POST-DEADLINE POSTSCRIPT: I have some grievances to air here. Due to lapses in communication between team members during the holidays, I ended up having to redo the dad character’s UVs, blend shapes and also skin weights five times in the space of a week. Convinced I was holding my teammates back from starting the animation, I would dedicate nearly all of my waking hours (and more than a healthy number of my sleeping hours) to getting the finishing touches put on a rig as fast as I could, only to find out that I would have to do it all again tomorrow. A lot of stress on my part could have been avoided had I just known that the current rig was still a work in progress and I didn’t need to stress myself trying to get everything perfect. I could really have used the extra time to work on other things.
I’m not blaming my teammates so much as the inevitable lapse in communication that occurs when you are not working together in person, as well as the tricksy, nearly ephemeral nature of the things I was working on and their nasty tendency to mysteriously disappear on you until you figure out ways of stopping that from happening.
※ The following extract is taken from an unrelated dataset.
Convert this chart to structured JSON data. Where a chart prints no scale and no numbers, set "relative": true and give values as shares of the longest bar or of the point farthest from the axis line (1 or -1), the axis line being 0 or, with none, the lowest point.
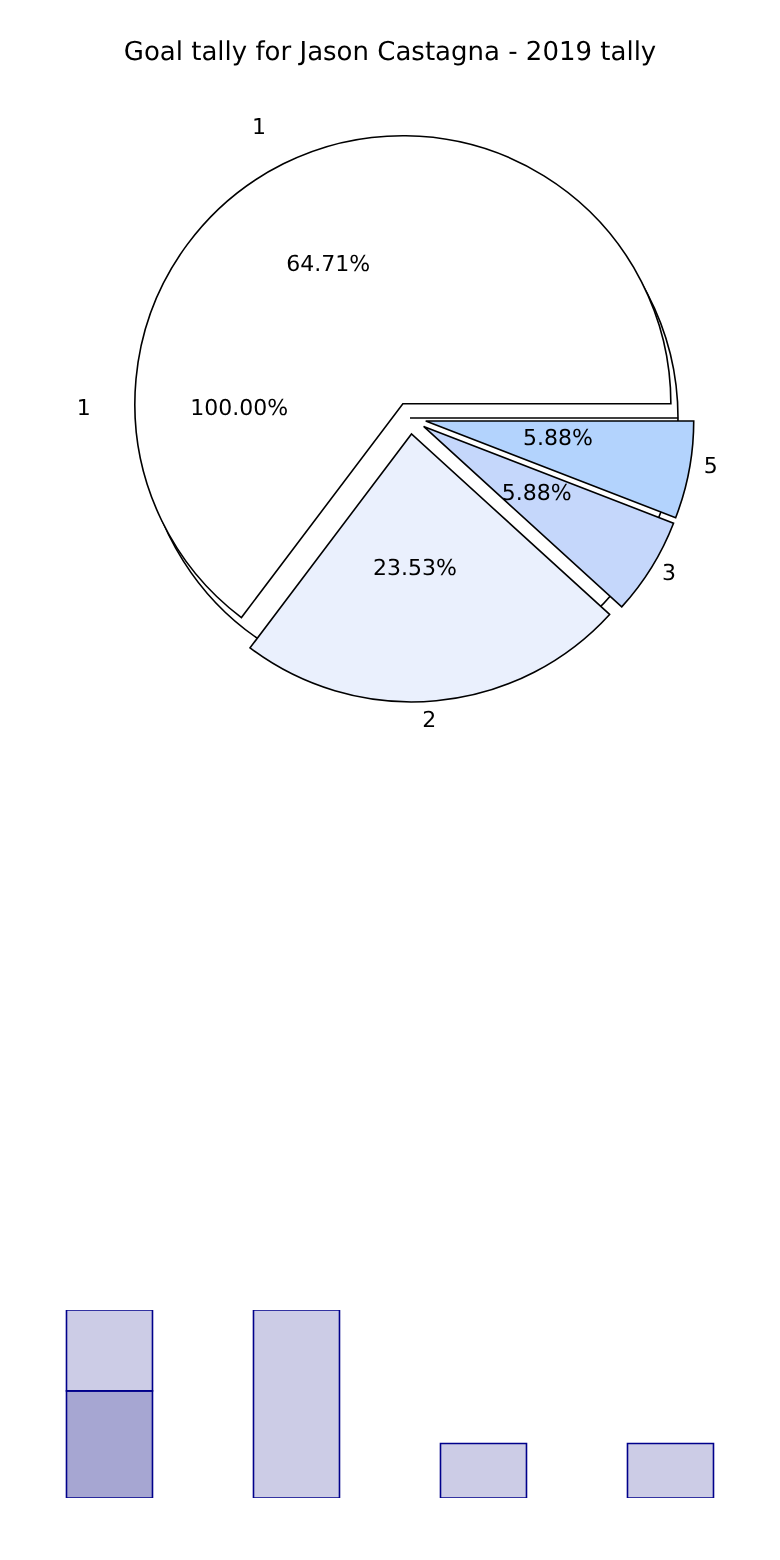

But enough griping! The end result is I now have a much firmer grasp of blend shapes, skin weights and UV unwrapping and texturing. I learned better and faster ways of doing these things, and now might even call myself speedy – at least compared to when I started. I feel genuinely proud of myself for getting good at fiddly stuff like this, and for getting it done despite the pressure. And really I’m counting my blessings that I wasn’t the one doing the actual rigging of the characters: I have to give big props to Erinn for that, as well as to Bradley for singlehandedly creating the environments for the film. I really admire my teammates’ efficiency and workflow, their ability to get things done, and I hope I can learn from their example in the future.
I also don’t think I handled these blog posts very well, trying to cram all my progress into one gargantuan post that I only finish after the fact, when several smaller ones made as I went along would likely have been much better. Taken into consideration for next semester!